Another great day in the marsh!


----------



## swbuckmaster (Sep 14, 2007)

Sign me up. Looks like fun

Sent from my SM-G900V using Tapatalk


----------



## Packout (Nov 20, 2007)

G-- can I get his contact info? I am thinking he might be able to play Santa for our family Christmas party.

Nice bird! Pretty things for sure.

..


----------



## CPAjeff (Dec 20, 2014)

Ha ha that's some pretty funny stuff. Congrats on the bird! Quick question, did the guide extraordinaire let you off the hook of the 30 lbs of pork shoulder if you gave him the heart, liver, and gizzard off that swan?


----------



## gdog (Sep 13, 2007)

CPAjeff said:


> Ha ha that's some pretty funny stuff. Congrats on the bird! Quick question, did the guide extraordinaire let you off the hook of the 30 lbs of pork shoulder if you gave him the heart, liver, and gizzard off that swan?

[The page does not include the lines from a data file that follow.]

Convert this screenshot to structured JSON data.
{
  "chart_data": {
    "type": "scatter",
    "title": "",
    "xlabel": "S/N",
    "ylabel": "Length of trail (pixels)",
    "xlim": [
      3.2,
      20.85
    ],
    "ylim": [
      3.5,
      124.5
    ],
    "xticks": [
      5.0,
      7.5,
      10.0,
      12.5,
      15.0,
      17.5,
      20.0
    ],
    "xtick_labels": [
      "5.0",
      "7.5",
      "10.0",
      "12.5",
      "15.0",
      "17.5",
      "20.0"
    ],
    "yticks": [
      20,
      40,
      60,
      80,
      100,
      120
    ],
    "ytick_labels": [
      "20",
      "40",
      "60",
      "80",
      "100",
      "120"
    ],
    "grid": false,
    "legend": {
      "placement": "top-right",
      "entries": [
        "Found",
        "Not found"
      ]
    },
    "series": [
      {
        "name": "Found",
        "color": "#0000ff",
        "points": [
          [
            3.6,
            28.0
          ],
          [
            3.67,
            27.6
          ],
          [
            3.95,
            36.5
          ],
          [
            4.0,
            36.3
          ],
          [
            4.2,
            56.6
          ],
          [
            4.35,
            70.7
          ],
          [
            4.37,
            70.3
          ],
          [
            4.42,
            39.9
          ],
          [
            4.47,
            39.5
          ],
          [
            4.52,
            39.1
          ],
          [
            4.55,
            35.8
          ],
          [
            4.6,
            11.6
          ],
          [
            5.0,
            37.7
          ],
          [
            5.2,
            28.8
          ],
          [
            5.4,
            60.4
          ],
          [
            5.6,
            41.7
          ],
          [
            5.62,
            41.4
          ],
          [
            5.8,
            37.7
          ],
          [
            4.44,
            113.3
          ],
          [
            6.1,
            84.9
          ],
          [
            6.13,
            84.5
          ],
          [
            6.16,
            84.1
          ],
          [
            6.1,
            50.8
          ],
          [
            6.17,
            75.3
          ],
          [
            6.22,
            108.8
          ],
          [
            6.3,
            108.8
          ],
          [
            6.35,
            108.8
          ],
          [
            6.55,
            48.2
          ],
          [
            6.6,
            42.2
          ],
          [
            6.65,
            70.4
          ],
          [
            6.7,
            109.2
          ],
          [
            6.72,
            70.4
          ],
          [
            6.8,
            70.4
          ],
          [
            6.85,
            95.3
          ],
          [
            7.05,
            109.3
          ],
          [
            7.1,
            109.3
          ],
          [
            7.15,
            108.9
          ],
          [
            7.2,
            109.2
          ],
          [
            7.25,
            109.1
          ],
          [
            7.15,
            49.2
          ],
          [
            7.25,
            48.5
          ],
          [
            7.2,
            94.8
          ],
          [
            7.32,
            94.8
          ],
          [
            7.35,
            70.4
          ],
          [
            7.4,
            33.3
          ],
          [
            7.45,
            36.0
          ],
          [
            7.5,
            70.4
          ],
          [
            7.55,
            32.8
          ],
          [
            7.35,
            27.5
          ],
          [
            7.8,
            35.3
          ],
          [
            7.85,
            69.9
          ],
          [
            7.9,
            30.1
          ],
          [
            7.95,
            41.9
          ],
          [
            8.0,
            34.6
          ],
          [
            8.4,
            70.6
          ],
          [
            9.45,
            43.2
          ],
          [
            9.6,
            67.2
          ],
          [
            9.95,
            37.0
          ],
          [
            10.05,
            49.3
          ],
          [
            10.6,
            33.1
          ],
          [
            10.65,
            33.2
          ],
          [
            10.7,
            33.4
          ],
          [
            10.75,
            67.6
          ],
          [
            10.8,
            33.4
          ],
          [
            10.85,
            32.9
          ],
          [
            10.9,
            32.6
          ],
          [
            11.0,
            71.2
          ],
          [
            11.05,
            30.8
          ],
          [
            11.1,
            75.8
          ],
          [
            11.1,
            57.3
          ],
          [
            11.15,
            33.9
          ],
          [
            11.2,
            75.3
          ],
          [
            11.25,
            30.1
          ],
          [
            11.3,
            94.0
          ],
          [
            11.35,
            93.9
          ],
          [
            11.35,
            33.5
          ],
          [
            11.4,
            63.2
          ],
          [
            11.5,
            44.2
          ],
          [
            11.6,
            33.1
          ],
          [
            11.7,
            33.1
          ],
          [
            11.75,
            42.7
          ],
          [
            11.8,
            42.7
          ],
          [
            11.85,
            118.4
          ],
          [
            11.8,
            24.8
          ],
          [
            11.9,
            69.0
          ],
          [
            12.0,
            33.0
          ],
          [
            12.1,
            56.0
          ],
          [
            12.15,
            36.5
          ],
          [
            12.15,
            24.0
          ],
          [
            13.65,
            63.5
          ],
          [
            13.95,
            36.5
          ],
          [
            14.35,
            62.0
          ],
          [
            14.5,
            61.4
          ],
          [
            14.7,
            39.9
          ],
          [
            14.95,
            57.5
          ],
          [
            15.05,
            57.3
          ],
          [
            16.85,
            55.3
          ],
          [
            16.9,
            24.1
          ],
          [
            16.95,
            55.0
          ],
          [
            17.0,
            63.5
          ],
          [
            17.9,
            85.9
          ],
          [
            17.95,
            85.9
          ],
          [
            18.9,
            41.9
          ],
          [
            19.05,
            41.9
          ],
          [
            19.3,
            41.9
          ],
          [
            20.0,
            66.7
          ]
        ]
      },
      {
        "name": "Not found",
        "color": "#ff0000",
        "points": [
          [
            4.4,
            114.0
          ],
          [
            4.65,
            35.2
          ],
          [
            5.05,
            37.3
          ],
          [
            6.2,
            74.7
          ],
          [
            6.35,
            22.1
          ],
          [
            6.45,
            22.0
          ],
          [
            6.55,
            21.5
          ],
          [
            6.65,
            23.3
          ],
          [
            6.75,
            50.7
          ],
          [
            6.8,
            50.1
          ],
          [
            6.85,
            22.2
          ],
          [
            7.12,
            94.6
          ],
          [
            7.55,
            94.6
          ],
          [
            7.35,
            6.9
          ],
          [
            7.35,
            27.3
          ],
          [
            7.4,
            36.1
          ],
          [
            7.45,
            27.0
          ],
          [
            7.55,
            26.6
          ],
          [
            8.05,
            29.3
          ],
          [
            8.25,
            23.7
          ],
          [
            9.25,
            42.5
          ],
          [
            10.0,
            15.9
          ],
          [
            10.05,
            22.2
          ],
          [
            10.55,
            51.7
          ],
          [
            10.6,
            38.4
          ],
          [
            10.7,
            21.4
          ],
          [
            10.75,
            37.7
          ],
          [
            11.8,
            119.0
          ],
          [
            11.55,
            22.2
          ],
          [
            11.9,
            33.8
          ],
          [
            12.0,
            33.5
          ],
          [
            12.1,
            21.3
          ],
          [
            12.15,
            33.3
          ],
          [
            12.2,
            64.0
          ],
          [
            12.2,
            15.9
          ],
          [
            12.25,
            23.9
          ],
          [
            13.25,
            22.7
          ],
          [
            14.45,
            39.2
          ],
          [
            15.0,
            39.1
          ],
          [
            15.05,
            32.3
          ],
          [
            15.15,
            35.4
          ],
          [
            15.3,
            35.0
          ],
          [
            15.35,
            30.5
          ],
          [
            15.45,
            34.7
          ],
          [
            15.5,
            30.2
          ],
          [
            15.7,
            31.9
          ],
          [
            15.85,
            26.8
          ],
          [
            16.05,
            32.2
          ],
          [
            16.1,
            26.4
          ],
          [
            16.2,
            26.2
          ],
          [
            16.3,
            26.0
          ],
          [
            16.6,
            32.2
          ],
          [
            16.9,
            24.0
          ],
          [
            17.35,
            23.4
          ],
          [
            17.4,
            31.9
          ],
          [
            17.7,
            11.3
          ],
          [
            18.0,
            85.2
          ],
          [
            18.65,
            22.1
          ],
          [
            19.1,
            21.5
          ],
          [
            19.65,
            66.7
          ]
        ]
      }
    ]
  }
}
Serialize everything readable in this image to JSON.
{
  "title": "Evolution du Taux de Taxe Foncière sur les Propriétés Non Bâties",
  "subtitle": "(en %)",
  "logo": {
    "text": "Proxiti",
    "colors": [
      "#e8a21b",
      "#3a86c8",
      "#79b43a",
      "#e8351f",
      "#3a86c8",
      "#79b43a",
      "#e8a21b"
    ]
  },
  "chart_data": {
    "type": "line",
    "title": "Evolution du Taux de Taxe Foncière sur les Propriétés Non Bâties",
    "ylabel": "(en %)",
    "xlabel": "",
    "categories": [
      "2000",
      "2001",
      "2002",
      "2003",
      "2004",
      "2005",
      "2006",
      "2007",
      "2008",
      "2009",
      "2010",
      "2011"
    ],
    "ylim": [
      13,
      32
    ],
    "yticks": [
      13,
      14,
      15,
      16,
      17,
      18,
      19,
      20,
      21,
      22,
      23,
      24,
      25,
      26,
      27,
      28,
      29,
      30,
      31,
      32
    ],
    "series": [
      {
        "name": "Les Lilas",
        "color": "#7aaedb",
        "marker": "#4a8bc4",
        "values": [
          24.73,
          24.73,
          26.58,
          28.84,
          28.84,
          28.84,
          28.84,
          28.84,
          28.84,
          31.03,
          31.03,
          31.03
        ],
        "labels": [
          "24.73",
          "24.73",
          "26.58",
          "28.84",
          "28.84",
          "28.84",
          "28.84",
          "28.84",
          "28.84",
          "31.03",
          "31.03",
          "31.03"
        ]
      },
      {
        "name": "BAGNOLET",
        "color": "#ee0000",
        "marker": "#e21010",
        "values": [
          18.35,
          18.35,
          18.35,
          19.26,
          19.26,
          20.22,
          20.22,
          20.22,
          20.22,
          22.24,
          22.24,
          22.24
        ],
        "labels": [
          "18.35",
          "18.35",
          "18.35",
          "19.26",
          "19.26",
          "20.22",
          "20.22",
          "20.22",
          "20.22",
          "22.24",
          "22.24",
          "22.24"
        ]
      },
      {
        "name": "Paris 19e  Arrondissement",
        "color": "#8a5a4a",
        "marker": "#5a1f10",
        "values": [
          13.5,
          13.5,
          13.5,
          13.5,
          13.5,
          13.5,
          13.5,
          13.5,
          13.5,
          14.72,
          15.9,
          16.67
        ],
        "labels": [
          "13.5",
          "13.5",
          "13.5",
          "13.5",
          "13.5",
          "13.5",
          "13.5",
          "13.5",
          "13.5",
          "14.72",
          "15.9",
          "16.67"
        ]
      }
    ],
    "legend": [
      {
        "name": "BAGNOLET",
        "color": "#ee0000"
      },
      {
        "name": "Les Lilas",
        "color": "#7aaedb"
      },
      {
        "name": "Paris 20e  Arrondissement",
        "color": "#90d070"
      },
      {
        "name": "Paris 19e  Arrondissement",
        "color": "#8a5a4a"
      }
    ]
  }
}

Negotiations are currently in the works....


----------



## wyogoob (Sep 7, 2007)

CPAjeff said:


> Ha ha that's some pretty funny stuff. Congrats on the bird! Quick question, did the guide extraordinaire let you off the hook of the 30 lbs of pork shoulder if you gave him the heart, liver, and gizzard off that swan?


Uh....swan liver is to die for.

.


----------



## gdog (Sep 13, 2007)

Great thread to reference for those successful swan hunters:

http://utahwildlife.net/forum/26-recipes/101705-whole-swan-cookbook-2.html


----------



## Dunkem (May 8, 2012)

Nice bird!! That guy looks abit like the one I invisioned doing the 3 kick thing with some ****y youngster.:mrgreen:


----------



## JerryH (Jun 17, 2014)

Great story!

30lbs of Pork shoulder - he sold himself short!!



goob Please post pics of the pork shoulder when the project is finished


----------



## OPENCOUNTRY (Jan 25, 2009)

Gdog! Nice to meet you! I was the young man in the red Ford Explorer that parked next to you! My brother and I were the ones on the point. Congrats on the swan!


----------



## wyogoob (Sep 7, 2007)

OPENCOUNTRY said:


> Gdog! Nice to meet you! I was the young man in the red Ford Explorer that parked next to you! My brother and I were the ones on the point. Congrats on the swan!


Congrats!

Hey gdog, top of the page!!

I oughtta throw a picture up.

.


----------



## gdog (Sep 13, 2007)

OPENCOUNTRY said:


> Gdog! Nice to meet you! I was the young man in the red Ford Explorer that parked next to you! My brother and I were the ones on the point. Congrats on the swan!


Hey...very cool! I think we saw you knock one down when we were just heading out.....good work!


----------



## OPENCOUNTRY (Jan 25, 2009)

Yep that was me.


----------



## gdog (Sep 13, 2007)

Swan liver with some Ghost Pepper Jack cheese. The Swan liver was good! Also cooked up the heart in similar fashion.


----------